BEIJING (Reuters) - The wife of Chinese dissident artist Ai Weiwei said on Tuesday police treated her as a “criminal suspect” when they took her away for three hours of questioning, in a sign that Beijing is stepping up efforts to intimidate Ai -- its most famous social critic.
Lu Qing, 47, was the latest person linked to Ai to be taken in for questioning. But Lu, who was released soon after, said police officers could not tell her what kind of crime she was suspected of committing.
Ai, whose 81-day secret detention earlier this year ignited an international uproar, was released in late June. Ai and his supporters said he was the victim of the ruling Communist Party’s crackdown on dissent. The government accused him of tax evasion, a charge he denied.
Lu said police interrogated her about her responsibilities at Beijing Fake Cultural Development. The firm is at the centre of the tax evasion case, which critics have said is a political vendetta against Ai for his caustic criticism of the government.
Lu is the legally registered representative of the company, and therefore could also be targeted in the charges.
“I didn’t expect it at all,” Lu told Reuters.
“Four people from the Beijing Chaoyang Police Station barged in this afternoon and came out with a notice that said I‘m a criminal suspect.”
“(Later) I asked them: What crime am I suspected of committing?” she said. “They said, ‘I can’t tell you.'”
The police told Lu that she could not leave Beijing “in the near term” but refused to tell her for how long. Lu said they also told her that they could take her back anytime for questioning.
Lu said the police asked her about the programs run by Fake and personal information such as her money transactions and bank accounts such as one in New York. But they did not mention the tax evasion case, she added.
Lu was last questioned by police in April, when officials said that Ai was under investigation for “suspected economic crimes.”

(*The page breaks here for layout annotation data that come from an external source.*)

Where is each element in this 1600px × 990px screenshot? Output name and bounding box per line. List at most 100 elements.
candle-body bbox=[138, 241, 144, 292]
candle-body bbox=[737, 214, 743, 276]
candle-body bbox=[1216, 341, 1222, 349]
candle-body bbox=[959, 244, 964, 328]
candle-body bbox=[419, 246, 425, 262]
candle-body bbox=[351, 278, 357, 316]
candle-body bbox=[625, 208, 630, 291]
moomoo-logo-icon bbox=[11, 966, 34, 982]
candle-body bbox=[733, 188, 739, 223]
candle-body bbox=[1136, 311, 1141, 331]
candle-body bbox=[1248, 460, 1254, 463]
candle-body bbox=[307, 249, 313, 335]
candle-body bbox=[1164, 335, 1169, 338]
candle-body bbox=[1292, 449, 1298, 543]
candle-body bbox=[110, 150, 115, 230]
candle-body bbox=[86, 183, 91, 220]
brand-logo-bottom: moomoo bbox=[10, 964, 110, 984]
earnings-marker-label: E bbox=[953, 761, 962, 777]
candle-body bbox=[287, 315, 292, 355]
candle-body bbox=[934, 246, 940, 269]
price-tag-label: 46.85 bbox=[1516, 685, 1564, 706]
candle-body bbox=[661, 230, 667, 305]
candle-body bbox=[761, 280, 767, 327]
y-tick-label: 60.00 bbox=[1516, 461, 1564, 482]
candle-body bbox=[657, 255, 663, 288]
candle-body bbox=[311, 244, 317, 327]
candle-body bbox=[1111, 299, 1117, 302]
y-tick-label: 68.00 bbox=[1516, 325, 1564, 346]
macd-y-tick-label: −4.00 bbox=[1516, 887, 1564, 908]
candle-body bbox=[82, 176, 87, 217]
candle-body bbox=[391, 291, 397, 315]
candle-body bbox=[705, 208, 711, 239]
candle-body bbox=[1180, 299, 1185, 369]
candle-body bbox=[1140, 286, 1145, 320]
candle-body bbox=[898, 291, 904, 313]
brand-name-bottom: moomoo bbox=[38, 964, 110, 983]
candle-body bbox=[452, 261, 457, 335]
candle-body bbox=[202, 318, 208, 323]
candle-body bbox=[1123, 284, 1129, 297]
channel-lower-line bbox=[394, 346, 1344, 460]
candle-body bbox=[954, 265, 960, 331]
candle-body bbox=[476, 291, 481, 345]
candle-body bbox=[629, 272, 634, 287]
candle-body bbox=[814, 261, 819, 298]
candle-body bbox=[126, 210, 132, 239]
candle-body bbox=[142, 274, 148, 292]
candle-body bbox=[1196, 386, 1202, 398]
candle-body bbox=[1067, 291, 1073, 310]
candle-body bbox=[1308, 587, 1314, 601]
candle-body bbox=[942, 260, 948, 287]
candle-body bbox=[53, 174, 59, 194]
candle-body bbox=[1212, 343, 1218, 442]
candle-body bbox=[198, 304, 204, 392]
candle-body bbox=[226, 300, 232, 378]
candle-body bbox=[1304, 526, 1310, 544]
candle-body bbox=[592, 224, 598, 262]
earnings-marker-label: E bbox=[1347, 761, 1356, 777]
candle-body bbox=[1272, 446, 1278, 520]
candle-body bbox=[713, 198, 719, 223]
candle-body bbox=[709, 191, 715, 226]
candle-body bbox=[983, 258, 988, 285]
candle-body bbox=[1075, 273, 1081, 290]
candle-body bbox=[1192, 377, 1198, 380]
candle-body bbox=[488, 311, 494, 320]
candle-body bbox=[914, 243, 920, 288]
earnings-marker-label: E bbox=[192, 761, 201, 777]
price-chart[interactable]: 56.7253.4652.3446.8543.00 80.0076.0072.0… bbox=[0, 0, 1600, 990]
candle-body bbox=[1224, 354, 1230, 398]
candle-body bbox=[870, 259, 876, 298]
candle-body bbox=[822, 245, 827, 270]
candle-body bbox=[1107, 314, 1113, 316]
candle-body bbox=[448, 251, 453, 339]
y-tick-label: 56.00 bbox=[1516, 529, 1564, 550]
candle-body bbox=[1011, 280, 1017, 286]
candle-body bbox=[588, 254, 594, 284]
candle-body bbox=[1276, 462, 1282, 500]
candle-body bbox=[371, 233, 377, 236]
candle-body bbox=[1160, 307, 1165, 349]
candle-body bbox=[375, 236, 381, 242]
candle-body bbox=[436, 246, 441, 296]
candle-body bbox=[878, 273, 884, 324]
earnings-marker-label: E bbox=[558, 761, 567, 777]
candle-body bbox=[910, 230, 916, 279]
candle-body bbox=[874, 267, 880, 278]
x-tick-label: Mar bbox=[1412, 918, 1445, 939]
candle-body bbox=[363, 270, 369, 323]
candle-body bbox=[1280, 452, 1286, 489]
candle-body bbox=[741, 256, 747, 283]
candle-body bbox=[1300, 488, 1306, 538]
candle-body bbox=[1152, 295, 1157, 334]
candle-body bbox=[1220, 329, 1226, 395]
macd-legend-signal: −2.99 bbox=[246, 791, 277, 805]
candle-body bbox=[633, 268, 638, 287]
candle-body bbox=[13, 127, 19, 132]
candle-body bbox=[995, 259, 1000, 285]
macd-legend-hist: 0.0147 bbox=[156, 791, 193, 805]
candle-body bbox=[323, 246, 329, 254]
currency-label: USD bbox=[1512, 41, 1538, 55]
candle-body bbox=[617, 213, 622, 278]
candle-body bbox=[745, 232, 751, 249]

The bearded and burly artist was detained without any charge in early April and held mainly in solitary confinement until his conditional release in late June.
But Ai has ignored efforts to silence him and has instead become a rallying point for China’s dissidents and activists under pressure since a government crackdown early this year brought a wave of detentions and arrests.
Ai paid a bond of 8.45 million yuan ($1.3 million) this month, paving the way to file what he fears may be an ultimately futile appeal on the tax evasion charge. The money was raised from contributions from his supporters.